In the fully adjusted model, the radiotherapy-only group exhibited a 45% reduction in all-cause mortality (HR = 0.55, 95% CI = 0.50-0.60, < 0.0001) and a 54% reduction in choroidal melanoma-specific mortality (HR = 0.46, 95% CI = 0.41-0.52, < 0.0001) compared to the surgery-only group. The radiotherapy group demonstrated superior long-term survival outcomes compared to other treatment modalities, with the highest 5-year overall survival (OS) rate of 0.7769 (95% CI = 0.7651-0.7889) and 10-year OS rate of 0.6203 (95% CI = 0.6038-0.6372). Additionally, the radiotherapy group achieved the highest 5-year choroidal melanoma-specific survival (CSS) rate of 0.8615 (95% CI = 0.8514-0.8717) and 10-year CSS rate of 0.7715 (95% CI = 0.7567-0.7866).
Among patients diagnosed with choroidal melanoma, those who underwent radiotherapy alone exhibited significantly higher overall survival (OS) and choroidal melanoma-specific survival rates compared to those who received surgical intervention alone.
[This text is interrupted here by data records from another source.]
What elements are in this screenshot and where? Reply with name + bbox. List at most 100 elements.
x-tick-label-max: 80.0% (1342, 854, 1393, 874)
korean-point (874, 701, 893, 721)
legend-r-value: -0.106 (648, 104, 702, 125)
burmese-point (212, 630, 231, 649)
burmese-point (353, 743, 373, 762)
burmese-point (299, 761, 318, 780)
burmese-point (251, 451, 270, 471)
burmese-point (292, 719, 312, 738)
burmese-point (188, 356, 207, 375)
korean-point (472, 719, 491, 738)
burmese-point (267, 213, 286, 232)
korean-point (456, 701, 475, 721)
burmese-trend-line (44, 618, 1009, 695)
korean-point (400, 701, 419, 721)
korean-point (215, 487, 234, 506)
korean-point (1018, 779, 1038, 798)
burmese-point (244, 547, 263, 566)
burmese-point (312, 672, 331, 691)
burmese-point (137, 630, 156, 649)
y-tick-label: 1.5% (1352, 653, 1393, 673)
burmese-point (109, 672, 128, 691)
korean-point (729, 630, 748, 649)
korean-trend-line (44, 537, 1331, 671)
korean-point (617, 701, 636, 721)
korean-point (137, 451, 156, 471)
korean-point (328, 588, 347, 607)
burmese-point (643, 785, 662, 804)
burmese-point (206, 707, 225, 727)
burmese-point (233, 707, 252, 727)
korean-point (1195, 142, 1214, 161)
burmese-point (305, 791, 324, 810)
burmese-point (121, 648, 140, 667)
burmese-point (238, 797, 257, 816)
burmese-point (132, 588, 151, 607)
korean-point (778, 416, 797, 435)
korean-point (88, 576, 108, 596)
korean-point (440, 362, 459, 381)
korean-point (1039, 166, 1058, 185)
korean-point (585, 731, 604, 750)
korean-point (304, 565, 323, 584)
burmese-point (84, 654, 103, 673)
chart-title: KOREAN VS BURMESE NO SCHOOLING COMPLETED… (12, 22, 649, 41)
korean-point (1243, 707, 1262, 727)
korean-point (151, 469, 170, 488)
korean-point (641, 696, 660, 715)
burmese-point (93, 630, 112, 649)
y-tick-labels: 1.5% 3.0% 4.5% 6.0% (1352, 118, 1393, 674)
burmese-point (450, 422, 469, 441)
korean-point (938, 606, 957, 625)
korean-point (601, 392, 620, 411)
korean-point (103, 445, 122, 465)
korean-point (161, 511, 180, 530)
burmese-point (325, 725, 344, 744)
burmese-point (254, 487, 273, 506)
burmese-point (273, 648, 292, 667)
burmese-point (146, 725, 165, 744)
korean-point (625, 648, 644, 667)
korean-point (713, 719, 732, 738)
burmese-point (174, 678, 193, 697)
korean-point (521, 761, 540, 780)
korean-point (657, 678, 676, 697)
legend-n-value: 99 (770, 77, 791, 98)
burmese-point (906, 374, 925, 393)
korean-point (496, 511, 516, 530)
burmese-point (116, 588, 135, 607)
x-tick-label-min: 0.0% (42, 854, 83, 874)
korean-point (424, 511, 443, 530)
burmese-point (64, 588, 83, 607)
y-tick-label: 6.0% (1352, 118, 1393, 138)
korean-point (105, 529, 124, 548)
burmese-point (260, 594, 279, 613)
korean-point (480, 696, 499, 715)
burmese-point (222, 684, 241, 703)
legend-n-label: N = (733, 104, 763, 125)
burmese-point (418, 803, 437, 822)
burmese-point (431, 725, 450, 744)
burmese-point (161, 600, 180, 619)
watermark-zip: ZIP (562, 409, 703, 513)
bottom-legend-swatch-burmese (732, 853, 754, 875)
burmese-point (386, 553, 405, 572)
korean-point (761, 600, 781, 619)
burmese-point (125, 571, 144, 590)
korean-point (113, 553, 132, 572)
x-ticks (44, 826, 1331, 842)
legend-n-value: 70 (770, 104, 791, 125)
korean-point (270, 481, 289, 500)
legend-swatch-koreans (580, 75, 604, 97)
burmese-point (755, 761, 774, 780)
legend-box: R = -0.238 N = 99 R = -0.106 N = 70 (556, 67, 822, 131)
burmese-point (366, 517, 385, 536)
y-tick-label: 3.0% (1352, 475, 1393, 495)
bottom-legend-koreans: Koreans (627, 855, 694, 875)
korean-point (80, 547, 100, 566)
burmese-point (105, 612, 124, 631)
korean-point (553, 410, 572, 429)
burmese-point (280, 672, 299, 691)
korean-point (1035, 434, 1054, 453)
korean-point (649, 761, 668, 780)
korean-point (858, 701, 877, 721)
However, for patients with advanced disease or evidence of metastatic spread, the individualization of treatment regimens remains critically important.
脉络膜黑色素瘤是一种罕见但具有侵袭性的眼部恶性肿瘤,约占所有眼部黑色素瘤的85%。本研究旨在探讨治疗方式与全因死亡率和脉络膜黑色素瘤特异性死亡率之间的关联,从而比较不同治疗方式对患者预后的影响。
从监测、流行病学和最终结果(SEER)数据库中提取2004年至2021年期间诊断为脉络膜黑色素瘤的患者数据。共纳入6871例病例进行分析。进行单因素分析、分层分析和多元回归分析,以评估不同治疗方式下的全因死亡率和脉络膜黑色素瘤特异性死亡率。使用Kaplan-Meier方法生成总体和分层人群的生存曲线。使用Fine和Gray的竞争风险回归方法估计脉络膜黑色素瘤特异性死亡率。
在完全调整模型中,与单纯手术组相比,单纯放疗组的全因死亡率降低了45%(HR = 0.55,95% CI = 0.50 - 0.60,P < 0.0001),脉络膜黑色素瘤特异性死亡率降低了54%(HR = 0.46,95% CI = 0.41 - 0.52,P < 0.0001)。与其他治疗方式相比,放疗组显示出更好的长期生存结果,5年总生存率(OS)最高为0.7769(95% CI = 0.7651 - 0.7889),10年OS率为0.6203(95% CI = 0.6038 - 0.6372)。此外,放疗组的5年脉络膜黑色素瘤特异性生存率(CSS)最高为0.8615(95% CI = 0.8514 - 0.8717),10年CSS率为0.7715(95% CI = 0.7567 - 0.7866)。
在诊断为脉络膜黑色素瘤的患者中,与单纯接受手术干预的患者相比,单纯接受放疗的患者的总生存率(OS)和脉络膜黑色素瘤特异性生存率显著更高。然而,对于晚期疾病或有转移扩散证据的患者,治疗方案的个体化仍然至关重要。